INDIE SHORT FEST

Greater Fool

This dark comedic piece wrestles with the idea of love and gender-roles. Are men really only after one thing and do women really still believe in love? Who is corrupting whom at this point? Story: Tommy is a romantic at heart but his love life just doesn’t seem to take off. So he finally visits Stella, a once-renowned beautiful and empowering “love-doctor”, only to find a now alcoholic, disheveled and cynical woman, who is trying to convince him that love does not exist. The question remains just who is the Greater Fool in this brief but thought-provoking encounter?
Directed by Julia Strassmann (UK)

The Getaway Kid

A coming of age story revolving around Riley, a young man who suffered childhood trauma, and his battle with his second life as a criminal.
Directed by Jordan Lavery (Canada)

Poacher

A desperate farmer runs into trouble after he steals blood ivory from a gang of international terrorists.
Directed by Tom Whitworth (Kenya)

Hot Dog

In the crime capital of the world, LAPD officer Morgan was having a just another “regular” bad day in the line of duty. Or not.
Directed by T.J. Yoshizaki (USA)

the sunshine that i love so painfully close

This short experimental text film is a meditation on the private, the personal, and the human.

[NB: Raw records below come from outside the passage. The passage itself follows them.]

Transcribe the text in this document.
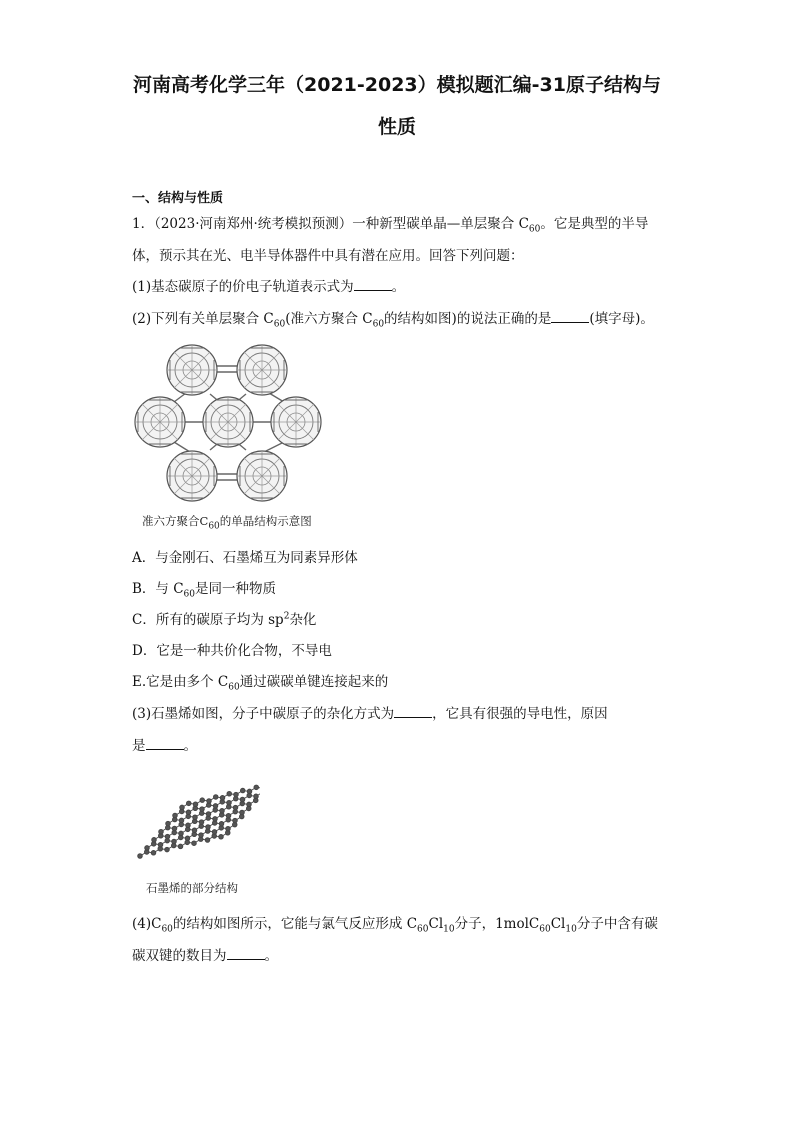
河南高考化学三年（2021-2023）模拟题汇编-31原子结构与
性质
一、结构与性质
1．（2023·河南郑州·统考模拟预测）一种新型碳单晶—单层聚合 $C_{60}$。它是典型的半导
体，预示其在光、电半导体器件中具有潜在应用。回答下列问题：
(1)基态碳原子的价电子轨道表示式为	。
(2)下列有关单层聚合 $C_{60}$(准六方聚合 $C_{60}$的结构如图)的说法正确的是	(填字母)。
准六方聚合$C_{60}$的单晶结构示意图
A．与金刚石、石墨烯互为同素异形体
B．与 $C_{60}$是同一种物质
C．所有的碳原子均为 $sp^2$杂化
D．它是一种共价化合物，不导电
E.它是由多个 $C_{60}$通过碳碳单键连接起来的
(3)石墨烯如图，分子中碳原子的杂化方式为	，它具有很强的导电性，原因
是	。
石墨烯的部分结构
$(4)C_{60}$的结构如图所示，它能与氯气反应形成 $C_{60}Cl_{10}$分子，$1molC_{60}Cl_{10}$分子中含有碳
碳双键的数目为	。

Collapsing boundaries between interior selves and exterior lives, “the sunshine that i love so painfully close” takes an intimate look at several years of one woman’s diary entries, exploring interiority and communication using mental health as lens and landscape.
Directed by Katie King (USA)

Family Day

“Family Day” is a powerful short film about a mid-twenties woman (Kelly O’ Connell) who is finishing up her third stint in rehab at Greenbrier Rehab center in Dobbs Ferry, NY. In the final days of her three months stay, her mother and loving stepdad (Brenda and Richard) come to visit for Family Day. What ensues is unexpected and revealing. Kelly’s sobriety is tested in a myriad of ways by dealing with an avalanche of her mother’s past pains and fears. This looking glass view of sobriety and family dysfunction is compelling and relatable to all.
Directed by Harry O’Reilly (USA)

ScotchTape

Yanyan, a Chinese teenage girl, who finds out that her father David had an affair and decided to divorce with her mother. Yanyan deeply loves her family, and she doesn’t want her parents to divorce. So she hides the truth from her mother and tries to solve the family crisis by herself. Just when Yanyan thinks the risk is settled and her family returns to normal, she finds out that her father betrayed the family again. Yanyan finally realizes that she can’t change her father, she persuades her mother to separate from her father and end this unhappy marriage.